Auf was willst du den angeln?
Denk daran, das du ein Gleichgewicht brauchst


----------



## Daniel Witt (13. März 2007)

*AW: Angelteich besetzen*

hauptsächlich auf Karpfen

aber ich möchte das möglichst viele verschiedene Fischarten vertreten sind.


----------



## Wallerschreck (13. März 2007)

*AW: Angelteich besetzen*

wenns dir um Artenvielfalt geht denk mal über Teichmuscheln+Bitterling und Karauschen nach für die gibts unter Umständen sogar Förderungen.


----------



## Leif (13. März 2007)

*AW: Angelteich besetzen*



Daniel Witt schrieb:


> hauptsächlich auf Karpfen
> 
> aber ich möchte das möglichst viele verschiedene Fischarten vertreten sind.
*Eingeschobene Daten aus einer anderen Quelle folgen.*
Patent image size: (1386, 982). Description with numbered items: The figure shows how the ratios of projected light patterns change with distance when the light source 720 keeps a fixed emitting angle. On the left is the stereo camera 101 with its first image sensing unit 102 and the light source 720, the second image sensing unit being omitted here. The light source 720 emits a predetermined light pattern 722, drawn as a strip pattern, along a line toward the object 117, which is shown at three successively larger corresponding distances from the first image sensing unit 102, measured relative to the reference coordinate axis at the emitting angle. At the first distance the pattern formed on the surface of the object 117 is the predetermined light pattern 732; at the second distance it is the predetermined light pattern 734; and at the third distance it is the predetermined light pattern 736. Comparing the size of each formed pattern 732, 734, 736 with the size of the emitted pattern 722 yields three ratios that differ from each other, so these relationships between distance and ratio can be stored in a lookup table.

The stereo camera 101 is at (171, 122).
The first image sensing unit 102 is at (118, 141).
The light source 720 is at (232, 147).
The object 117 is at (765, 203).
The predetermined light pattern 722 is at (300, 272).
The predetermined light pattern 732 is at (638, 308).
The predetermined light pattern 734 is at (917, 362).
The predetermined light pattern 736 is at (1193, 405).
Warum fischt du sie dann ab?

Biotopfische sind mit sicherheit auch nicht verkehrt.

Ich habe früher auch Allroundgewässer gehabt.
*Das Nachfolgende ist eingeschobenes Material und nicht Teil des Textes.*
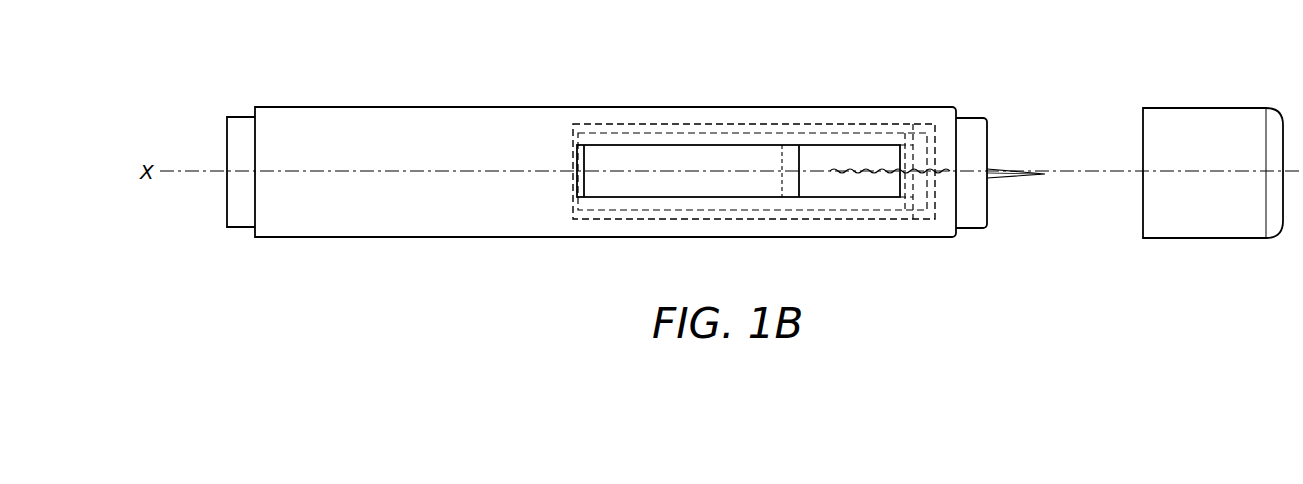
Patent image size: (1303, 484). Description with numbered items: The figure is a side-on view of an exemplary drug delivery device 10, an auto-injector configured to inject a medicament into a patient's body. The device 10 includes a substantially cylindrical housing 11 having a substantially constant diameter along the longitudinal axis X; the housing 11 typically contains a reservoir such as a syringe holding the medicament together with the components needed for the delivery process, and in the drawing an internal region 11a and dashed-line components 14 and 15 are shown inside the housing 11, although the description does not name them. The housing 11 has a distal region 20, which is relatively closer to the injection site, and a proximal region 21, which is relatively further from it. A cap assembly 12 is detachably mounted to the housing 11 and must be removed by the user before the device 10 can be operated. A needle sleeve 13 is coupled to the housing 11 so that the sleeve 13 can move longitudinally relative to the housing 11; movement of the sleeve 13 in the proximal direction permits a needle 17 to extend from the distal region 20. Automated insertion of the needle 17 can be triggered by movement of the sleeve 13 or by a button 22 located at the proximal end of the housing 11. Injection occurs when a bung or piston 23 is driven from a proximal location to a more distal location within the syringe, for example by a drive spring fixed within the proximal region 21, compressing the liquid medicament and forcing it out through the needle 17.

The drug delivery device 10 is at (924, 62).
The housing 11 is at (783, 118).
The container end wall 11a is at (638, 145).
The cap assembly 12 is at (1208, 118).
The needle sleeve 13 is at (977, 125).
The outer sleeve (dashed) 14 is at (638, 216).
The inner sleeve (dashed) 15 is at (707, 210).
The needle 17 is at (1022, 172).
The distal region 20 is at (945, 237).
The proximal region 21 is at (272, 237).
The button 22 is at (238, 227).
The bung or piston 23 is at (800, 185).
Mix einfach, das was du bekommst.

Guck das du vielleicht ein par laichfähige fische von den Raubfischsorten bekommst.
ich denke an erster Linie an Hecht.
Ist nen toller Agelfisch und passt sich auch gut an.
Unf Weißfische wären auch nicht verkehrt.
Erstens kannst du dann immer Köfis fangen und ne Futterquelle für die raubis stellen sie auch da.


----------



## Daniel Witt (13. März 2007)

*AW: Angelteich besetzen*

Das Problem ist, ich habe momentan in meinem Graben einen verbutteten Rotaugen und Barschbestand.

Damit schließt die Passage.